Education: Public high schools and universities have been tuition free since Juan Perón rescinded it in 1949. Accordingly, college enrollment has grown from 45,000 to 1.8 million (while population has only grown 2.5-fold). A high school diploma was unusual in men and almost unheard of in women before 1949; today it's nearly universal among younger people. I might add that none of this has hurt private/religious schools: they get about a third of high school enrollment and a fifth of college enrollment.

Abortion: Abortion in case of rape, incest, or medical need has been legal in Argentina since March 2012 thanks to a Supreme Court ruling and presidential support. The right-wing mayor of Buenos Aires, Mauricio Macri, retaliated by leaking the lady's address (I should note he's a presidential hopeful, complete with his CIA-issued propaganda stooge).

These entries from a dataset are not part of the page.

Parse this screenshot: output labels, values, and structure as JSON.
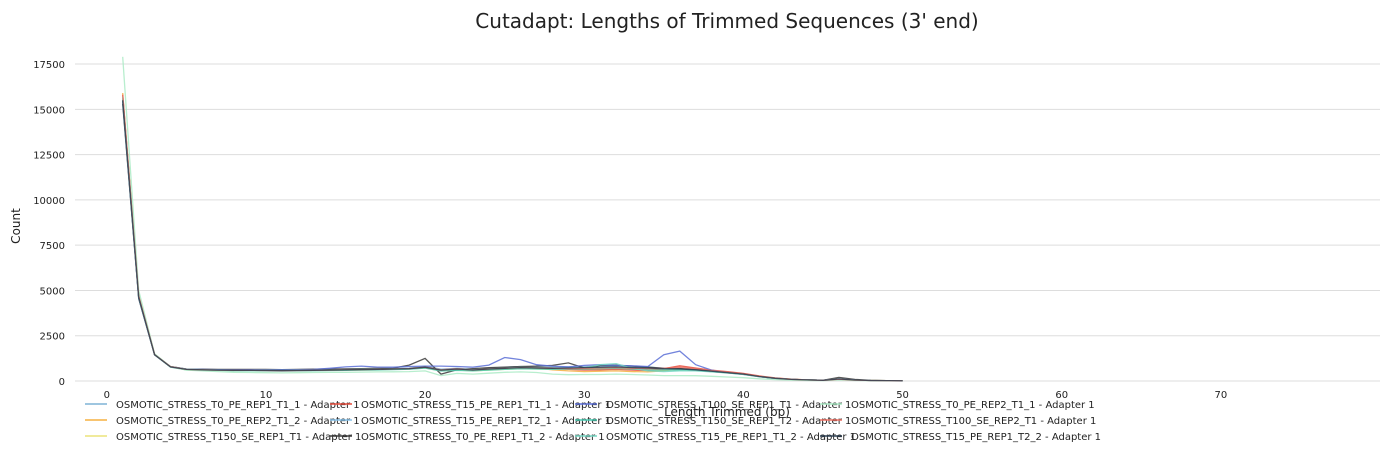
{
  "chart_data": {
    "type": "line",
    "title": "Cutadapt: Lengths of Trimmed Sequences (3' end)",
    "xlabel": "Length Trimmed (bp)",
    "ylabel": "Count",
    "xlim": [
      -2,
      80
    ],
    "ylim": [
      0,
      18000
    ],
    "xticks": [
      "0",
      "10",
      "20",
      "30",
      "40",
      "50",
      "60",
      "70"
    ],
    "yticks": [
      "0",
      "2500",
      "5000",
      "7500",
      "10000",
      "12500",
      "15000",
      "17500"
    ],
    "grid": "horizontal",
    "legend_position": "bottom",
    "x": [
      1,
      2,
      3,
      4,
      5,
      6,
      7,
      8,
      9,
      10,
      11,
      12,
      13,
      14,
      15,
      16,
      17,
      18,
      19,
      20,
      21,
      22,
      23,
      24,
      25,
      26,
      27,
      28,
      29,
      30,
      31,
      32,
      33,
      34,
      35,
      36,
      37,
      38,
      39,
      40,
      41,
      42,
      43,
      44,
      45,
      46,
      47,
      48,
      49,
      50
    ],
    "series": [
      {
        "name": "OSMOTIC_STRESS_T0_PE_REP1_T1_1 - Adapter 1",
        "color": "#7fb3d5",
        "values": [
          15400,
          4600,
          1450,
          780,
          640,
          620,
          610,
          590,
          600,
          590,
          580,
          590,
          600,
          620,
          640,
          650,
          660,
          680,
          700,
          820,
          650,
          700,
          640,
          700,
          760,
          800,
          780,
          760,
          780,
          800,
          820,
          850,
          800,
          780,
          700,
          690,
          640,
          540,
          460,
          380,
          250,
          150,
          90,
          60,
          40,
          120,
          60,
          30,
          20,
          10
        ]
      },
      {
        "name": "OSMOTIC_STRESS_T0_PE_REP2_T1_2 - Adapter 1",
        "color": "#f5b041",
        "values": [
          15900,
          4700,
          1480,
          790,
          640,
          620,
          600,
          580,
          590,
          580,
          570,
          580,
          590,
          600,
          620,
          630,
          640,
          660,
          680,
          760,
          600,
          650,
          600,
          650,
          700,
          740,
          720,
          620,
          560,
          520,
          540,
          560,
          520,
          500,
          560,
          680,
          600,
          520,
          460,
          380,
          260,
          160,
          100,
          60,
          40,
          110,
          60,
          30,
          20,
          10
        ]
      },
      {
        "name": "OSMOTIC_STRESS_T150_SE_REP1_T1 - Adapter 1",
        "color": "#ebe47a",
        "values": [
          15600,
          4650,
          1470,
          780,
          620,
          600,
          590,
          580,
          580,
          570,
          560,
          570,
          580,
          590,
          600,
          610,
          620,
          640,
          660,
          720,
          560,
          600,
          560,
          600,
          640,
          680,
          660,
          640,
          650,
          660,
          680,
          700,
          660,
          620,
          600,
          620,
          580,
          520,
          450,
          370,
          250,
          150,
          90,
          60,
          40,
          100,
          50,
          30,
          20,
          10
        ]
      },
      {
        "name": "OSMOTIC_STRESS_T15_PE_REP1_T1_1 - Adapter 1",
        "color": "#e74c3c",
        "values": [
          15800,
          4700,
          1460,
          790,
          650,
          630,
          610,
          600,
          600,
          590,
          580,
          590,
          600,
          610,
          630,
          640,
          650,
          670,
          690,
          780,
          620,
          680,
          630,
          680,
          720,
          760,
          740,
          720,
          640,
          600,
          620,
          640,
          600,
          580,
          680,
          840,
          720,
          600,
          520,
          420,
          280,
          170,
          100,
          60,
          40,
          100,
          50,
          30,
          20,
          10
        ]
      },
      {
        "name": "OSMOTIC_STRESS_T15_PE_REP1_T2_1 - Adapter 1",
        "color": "#85c1e9",
        "values": [
          15700,
          4650,
          1450,
          780,
          640,
          620,
          600,
          590,
          590,
          580,
          570,
          580,
          590,
          610,
          620,
          630,
          640,
          660,
          680,
          760,
          600,
          660,
          610,
          660,
          700,
          740,
          720,
          700,
          720,
          740,
          760,
          780,
          740,
          720,
          680,
          660,
          620,
          540,
          460,
          380,
          250,
          150,
          90,
          60,
          40,
          110,
          55,
          30,
          20,
          10
        ]
      },
      {
        "name": "OSMOTIC_STRESS_T0_PE_REP1_T1_2 - Adapter 1",
        "color": "#3a3a3a",
        "values": [
          15300,
          4550,
          1440,
          800,
          660,
          650,
          640,
          640,
          640,
          640,
          630,
          640,
          650,
          660,
          670,
          680,
          700,
          710,
          880,
          1250,
          380,
          620,
          680,
          740,
          760,
          800,
          820,
          860,
          1000,
          720,
          860,
          880,
          820,
          760,
          700,
          690,
          640,
          560,
          480,
          400,
          250,
          150,
          90,
          60,
          40,
          200,
          90,
          40,
          20,
          10
        ]
      },
      {
        "name": "OSMOTIC_STRESS_T100_SE_REP1_T1 - Adapter 1",
        "color": "#5b6fd6",
        "values": [
          15500,
          4600,
          1450,
          790,
          650,
          640,
          630,
          620,
          630,
          620,
          620,
          630,
          640,
          700,
          780,
          820,
          770,
          760,
          800,
          820,
          820,
          800,
          760,
          880,
          1300,
          1180,
          900,
          820,
          780,
          860,
          900,
          860,
          840,
          800,
          1450,
          1650,
          900,
          600,
          460,
          370,
          240,
          150,
          90,
          60,
          40,
          110,
          55,
          30,
          20,
          10
        ]
      },
      {
        "name": "OSMOTIC_STRESS_T150_SE_REP1_T2 - Adapter 1",
        "color": "#48c9b0",
        "values": [
          15600,
          4620,
          1450,
          770,
          620,
          600,
          590,
          570,
          570,
          560,
          550,
          560,
          570,
          580,
          590,
          600,
          610,
          630,
          650,
          710,
          550,
          590,
          560,
          600,
          640,
          680,
          660,
          640,
          650,
          660,
          680,
          700,
          660,
          620,
          600,
          620,
          580,
          520,
          450,
          370,
          250,
          150,
          90,
          60,
          40,
          100,
          50,
          30,
          20,
          10
        ]
      },
      {
        "name": "OSMOTIC_STRESS_T15_PE_REP1_T1_2 - Adapter 1",
        "color": "#76d7c4",
        "values": [
          15700,
          4680,
          1460,
          790,
          650,
          630,
          610,
          600,
          600,
          590,
          580,
          590,
          600,
          610,
          630,
          640,
          650,
          670,
          690,
          770,
          610,
          670,
          620,
          670,
          710,
          750,
          730,
          710,
          700,
          720,
          900,
          960,
          700,
          560,
          520,
          560,
          560,
          500,
          440,
          360,
          240,
          140,
          80,
          60,
          40,
          100,
          50,
          30,
          20,
          10
        ]
      },
      {
        "name": "OSMOTIC_STRESS_T0_PE_REP2_T1_1 - Adapter 1",
        "color": "#abebc6",
        "values": [
          17900,
          5000,
          1500,
          800,
          600,
          560,
          520,
          480,
          470,
          460,
          450,
          460,
          470,
          480,
          480,
          490,
          500,
          510,
          520,
          560,
          300,
          420,
          380,
          430,
          480,
          500,
          470,
          380,
          350,
          360,
          360,
          380,
          360,
          330,
          300,
          300,
          290,
          260,
          220,
          180,
          120,
          80,
          50,
          30,
          20,
          60,
          30,
          20,
          10,
          5
        ]
      },
      {
        "name": "OSMOTIC_STRESS_T100_SE_REP2_T1 - Adapter 1",
        "color": "#ec7063",
        "values": [
          15800,
          4700,
          1460,
          790,
          640,
          620,
          600,
          590,
          590,
          580,
          570,
          580,
          590,
          600,
          620,
          630,
          640,
          660,
          680,
          760,
          600,
          660,
          610,
          660,
          700,
          740,
          720,
          700,
          680,
          700,
          720,
          740,
          700,
          680,
          700,
          760,
          680,
          580,
          500,
          400,
          260,
          160,
          90,
          60,
          40,
          100,
          50,
          30,
          20,
          10
        ]
      },
      {
        "name": "OSMOTIC_STRESS_T15_PE_REP1_T2_2 - Adapter 1",
        "color": "#2c3e50",
        "values": [
          15500,
          4620,
          1450,
          780,
          640,
          620,
          600,
          590,
          590,
          580,
          570,
          580,
          590,
          600,
          620,
          630,
          640,
          660,
          680,
          760,
          600,
          660,
          610,
          660,
          700,
          740,
          720,
          700,
          720,
          740,
          760,
          780,
          740,
          720,
          680,
          660,
          620,
          540,
          460,
          380,
          250,
          150,
          90,
          60,
          40,
          110,
          55,
          30,
          20,
          10
        ]
      }
    ]
  }
}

He got away with it because Argentina (like Chile and most of Latin America) is unfortunately quite "Republican" on this issue. Abortion has always been illegal largely because the Catholic Church -particularly the powerful Opus Dei- has staunchly lobbied against it for decades. Every time the issue comes up in Congress, millions are spent on dreamy "Defend Life" ads featuring beautiful babies cooing at their loving moms and handsome dads. It's absurd, of course, because 500,000 abortions are performed annually in Argentina. But even Pope Francis won't budge on the issue (for now).

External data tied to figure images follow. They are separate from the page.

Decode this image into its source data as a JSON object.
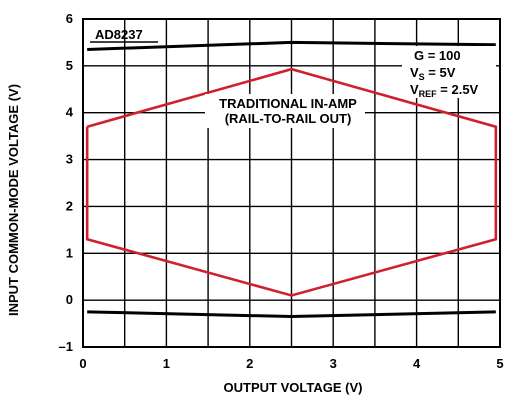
{
  "chart_data": {
    "type": "line",
    "title": "",
    "xlabel": "OUTPUT VOLTAGE (V)",
    "ylabel": "INPUT COMMON-MODE VOLTAGE (V)",
    "xlim": [
      0,
      5
    ],
    "ylim": [
      -1,
      6
    ],
    "xticks": [
      0,
      1,
      2,
      3,
      4,
      5
    ],
    "yticks": [
      -1,
      0,
      1,
      2,
      3,
      4,
      5,
      6
    ],
    "x_tick_labels": [
      "0",
      "1",
      "2",
      "3",
      "4",
      "5"
    ],
    "y_tick_labels": [
      "–1",
      "0",
      "1",
      "2",
      "3",
      "4",
      "5",
      "6"
    ],
    "minor_x_step": 0.5,
    "grid": true,
    "series": [
      {
        "name": "AD8237",
        "color": "#000000",
        "segments": [
          {
            "x": [
              0.05,
              2.5,
              4.95
            ],
            "y": [
              5.35,
              5.5,
              5.45
            ]
          },
          {
            "x": [
              0.05,
              2.5,
              4.95
            ],
            "y": [
              -0.25,
              -0.35,
              -0.25
            ]
          }
        ]
      },
      {
        "name": "TRADITIONAL IN-AMP (RAIL-TO-RAIL OUT)",
        "color": "#d0202e",
        "segments": [
          {
            "x": [
              0.05,
              2.5,
              4.95,
              4.95,
              2.5,
              0.05,
              0.05
            ],
            "y": [
              3.7,
              4.93,
              3.7,
              1.3,
              0.1,
              1.3,
              3.7
            ]
          }
        ]
      }
    ],
    "annotations": {
      "box_label": "AD8237",
      "hex_label_line1": "TRADITIONAL IN-AMP",
      "hex_label_line2": "(RAIL-TO-RAIL OUT)",
      "cond_g": "G = 100",
      "cond_vs_main": "V",
      "cond_vs_sub": "S",
      "cond_vs_val": " = 5V",
      "cond_vref_main": "V",
      "cond_vref_sub": "REF",
      "cond_vref_val": " = 2.5V"
    }
  }
}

Civil Unions: Same-sex marriage has been legal in Argentina since 2010, with full paternity and adoption rights. Tobías Grinblat-Dermgerd, born in 2012, became the first infant in the world with a birth certificate listing two fathers.

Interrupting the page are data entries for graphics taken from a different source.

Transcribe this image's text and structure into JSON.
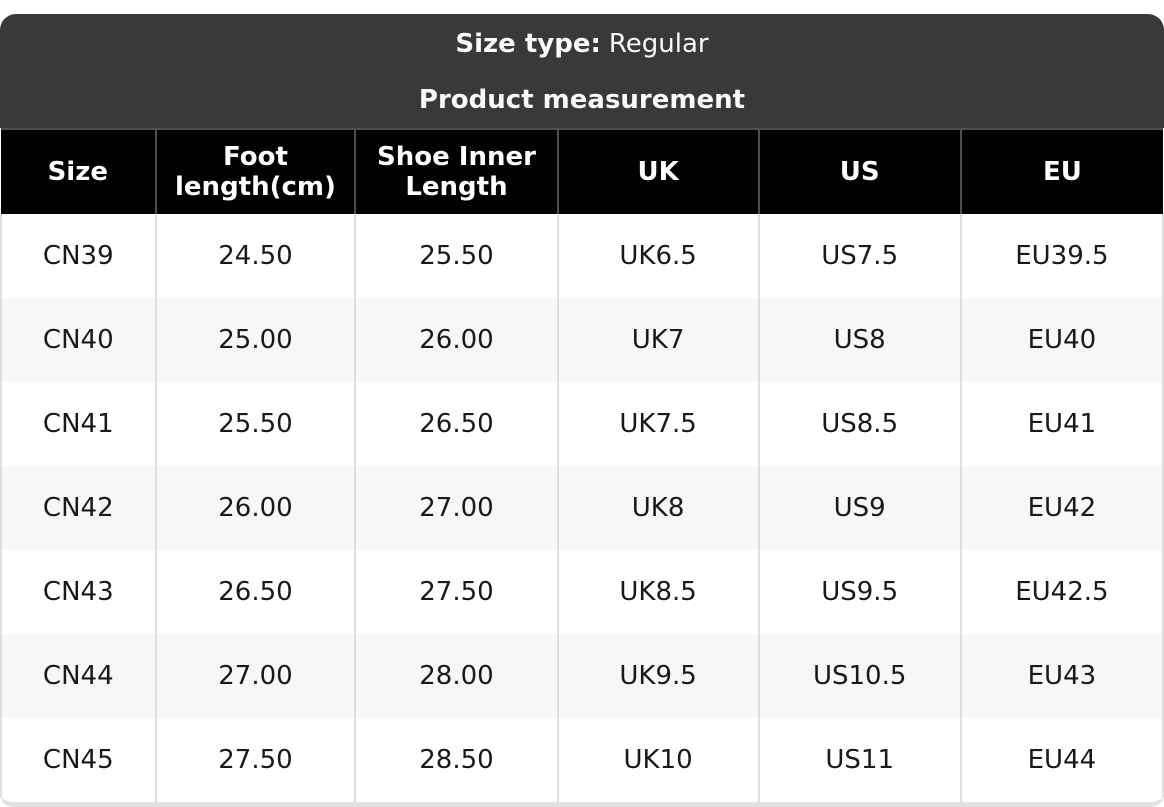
{
  "header": {
    "size_type_label": "Size type:",
    "size_type_value": "Regular",
    "subtitle": "Product measurement"
  },
  "table": {
    "columns": [
      "Size",
      "Foot length(cm)",
      "Shoe Inner Length",
      "UK",
      "US",
      "EU"
    ],
    "column_widths_pct": [
      13.3,
      17.2,
      17.4,
      17.3,
      17.4,
      17.4
    ],
    "rows": [
      [
        "CN39",
        "24.50",
        "25.50",
        "UK6.5",
        "US7.5",
        "EU39.5"
      ],
      [
        "CN40",
        "25.00",
        "26.00",
        "UK7",
        "US8",
        "EU40"
      ],
      [
        "CN41",
        "25.50",
        "26.50",
        "UK7.5",
        "US8.5",
        "EU41"
      ],
      [
        "CN42",
        "26.00",
        "27.00",
        "UK8",
        "US9",
        "EU42"
      ],
      [
        "CN43",
        "26.50",
        "27.50",
        "UK8.5",
        "US9.5",
        "EU42.5"
      ],
      [
        "CN44",
        "27.00",
        "28.00",
        "UK9.5",
        "US10.5",
        "EU43"
      ],
      [
        "CN45",
        "27.50",
        "28.50",
        "UK10",
        "US11",
        "EU44"
      ]
    ]
  },
  "colors": {
    "card_header_bg": "#39393b",
    "table_header_bg": "#010101",
    "table_header_divider": "#4e4e4e",
    "row_alt_bg": "#f7f7f8",
    "cell_divider": "#dedede",
    "bottom_border": "#e2e2e2",
    "title_text": "#fafafa",
    "cell_text": "#191919"
  }
}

Tax reform: When two decades of IMF-prescribed deregulation and wage suppression ended in collapse in 2001, Argentina devalued its currency by 70%. Exporters were thrilled; but there was a catch: a 35% tariff would apply. This policy, combined with a crack-down on endemic tax evasion by the rich, has buttressed public coffers and afforded Argentina a muscular social policy that includes public works of all kinds, subsidized fares and rates, public assistance, social security and medicare for all elderly, and low-interest mortgages - things Argentina had not seen in a significant way since the dictatorship did away with them in 1977.

But it's also been the rub between the country's powerful landed gentry and the administration ever since. Opposition has been formidable, because in Argentina the upper-middle class (20% of the population) usually votes lock-step with the 1% whether it benefits them or not. Nowhere is this more evident than in Buenos Aires.

And, I'll add, Pension reform: Chile, as many know, has a largely private pension system; it's often cited as the best thing that's ever happened to them (especially by Pinochet apologists), and a model for the region and the U.S. What many do not know is that because each account pays 30% commissions from the top, 80% of Chilean retirees end up with nothing or close to it in their pension accounts and depend on a state subsidy to cover the minimum $200 pension Chilean law guarantees - and Chile's expensive (Pinochet, btw, left out the police and military from the scheme; they get state-run $1,500 pensions). So that's a "private" pension system for you: the profits are private, but the state, in Chile's case, spends 6% of GDP - one third of its federal budget - on bailing out retirees with hollowed-out pensions. Sweet!

Chile can afford to do this thanks to its copper - which nets it $40 billion in exports and mostly remains state-owned. Nevertheless, calls for a switch to a national social security system, or least a choice between the two, have been growing. When Argentina nationalized its pensions in 2008, it did keep the private option - but almost nobody takes it. Minimum pensions in Argentina rose from $50 a month to $440. The Buenos Aires Stock Exchange (which used to treat pension funds as its dumping ground for unwanted shares) doesn't like it; but then, they don't have to worry about pesky things like pensions.

In short, President Bachelet is one brave lady. Each and every one of these problems in Latin America - and so many others - have very entrenched interests behind them, and even mild reforms like those she and Cristina Kirchner have accomplished are fought tooth and nail by said interests (and their apologists). But some fights are inevitable, and definitely worth fighting.